As for soybeans which have seen prices fall over $1.50 a bushel in the past few weeks, Hurt says, “At $10.16 futures with 85% coverage, protection would start at $8.65 with normal yields.” On Tuesday, November Soybeans closed at $8.71.

Michael Langemeier

If you were counting on the county ARC program for help, Purdue economist Michael Langemeier says, in the Eastern Corn Belt, that help may not be there. “I did some number crunching on the county ARC program and the prices for soybeans have to be really low for ARC coverage to kick in here in the Eastern Corn Belt,” he said. “Soybean prices would have to drop below $8.40.”

The Trump administration has said it has the farmer’s back, but no relief plans are set to be announced until Labor Day. Dr. Hurt estimates it could cost over $15 billion to make up losses suffered by corn, soybean, and wheat growers.

Corn and soybean growers are not the only ones feeling the pinch. Large pork supplies, rising costs, and potential trade retaliation from both Mexico and China continue to cast a shadow over the pork industry. Losses are expected for the rest of 2018 and 2019. Those losses will be small this summer, but then the bottom falls out. Losses of more than $25 per head are estimated for the last quarter of 2018 and the first quarter of 2019, estimates Hurt. “There is a lot of pork. Production so far this year is up nearly four percent with the number of head coming to market about three percent higher and weights up near one percent,” he stated. “Domestic demand and export demand have been good this year but not strong enough to offset the higher supplies. As a result, live hog prices have been down three percent.”

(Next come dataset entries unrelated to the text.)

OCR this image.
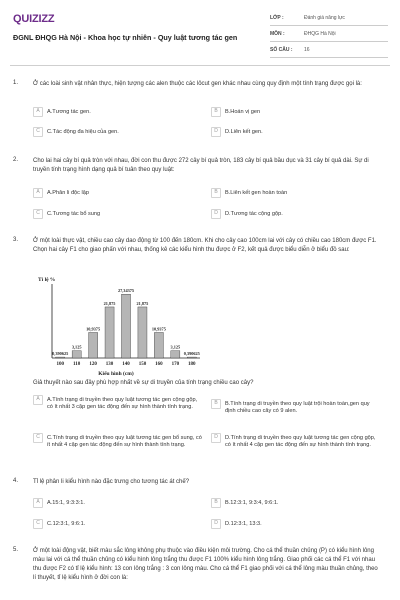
QUIZIZZ
ĐGNL ĐHQG Hà Nội - Khoa học tự nhiên - Quy luật tương tác gen
LỚP :	Đánh giá năng lực
MÔN :	ĐHQG Hà Nội
SỐ CÂU :	16
1. Ở các loài sinh vật nhân thực, hiện tượng các alen thuộc các lôcut gen khác nhau cùng quy định một tính trạng được gọi là:
A	A.Tương tác gen.	B	B.Hoán vị gen
C	C.Tác động đa hiệu của gen.	D	D.Liên kết gen.
2. Cho lai hai cây bí quả tròn với nhau, đời con thu được 272 cây bí quả tròn, 183 cây bí quả bầu dục và 31 cây bí quả dài. Sự di truyền tính trạng hình dạng quả bí tuân theo quy luật:
A	A.Phân li độc lập	B	B.Liên kết gen hoàn toàn
C	C.Tương tác bổ sung	D	D.Tương tác cộng gộp.
3. Ở một loài thực vật, chiều cao cây dao động từ 100 đến 180cm. Khi cho cây cao 100cm lai với cây có chiều cao 180cm được F1. Chọn hai cây F1 cho giao phấn với nhau, thống kê các kiểu hình thu được ở F2, kết quả được biểu diễn ở biểu đồ sau:
Tỉ lệ %
Kiểu hình (cm)
100
0,390625
110
3,125
120
10,9375
130
21,875
140
27,34375
150
21,875
160
10,9375
170
3,125
180
0,390625
Giả thuyết nào sau đây phù hợp nhất về sự di truyền của tính trạng chiều cao cây?
A	A.Tính trạng di truyền theo quy luật tương tác gen cộng gộp, có ít nhất 3 cặp gen tác động đến sự hình thành tính trạng.
B	B.Tính trạng di truyền theo quy luật trội hoàn toàn,gen quy định chiều cao cây có 9 alen.
C	C.Tính trạng di truyền theo quy luật tương tác gen bổ sung, có ít nhất 4 cặp gen tác động đến sự hình thành tính trạng.
D	D.Tính trạng di truyền theo quy luật tương tác gen cộng gộp, có ít nhất 4 cặp gen tác động đến sự hình thành tính trạng.
4. Tỉ lệ phân li kiểu hình nào đặc trưng cho tương tác át chế?
A	A.15:1, 9:3:3:1.	B	B.12:3:1, 9:3:4, 9:6:1.
C	C.12:3:1, 9:6:1.	D	D.12:3:1, 13:3.
5. Ở một loài động vật, biết màu sắc lông không phụ thuộc vào điều kiện môi trường. Cho cá thể thuần chủng (P) có kiểu hình lông màu lai với cá thể thuần chủng có kiểu hình lông trắng thu được F1 100% kiểu hình lông trắng. Giao phối các cá thể F1 với nhau thu được F2 có tỉ lệ kiểu hình: 13 con lông trắng : 3 con lông màu. Cho cá thể F1 giao phối với cá thể lông màu thuần chủng, theo lí thuyết, tỉ lệ kiểu hình ở đời con là:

Trade concerns continue, but exports have remained favorable. The data that is available so far this year, shows pork exports growing by almost six percent. This is on-track with current USDA estimates for pork exports to grow by five percent for the entire year.

Hurt estimates that “Losses for average costs farrow-to-finish operations are estimated to be $8 per head in the second quarter of 2018 and $3 per head of loss in the third quarter. Then losses explode to an estimated $29 per head in the last quarter of 2018 and $24 per head of loss in the first quarter of 2019. On an annual basis, estimated profits were $4 per head above all costs in 2017, are estimated at a loss of $11 a head in 2018, and an even greater loss of $14 per head in 2019.”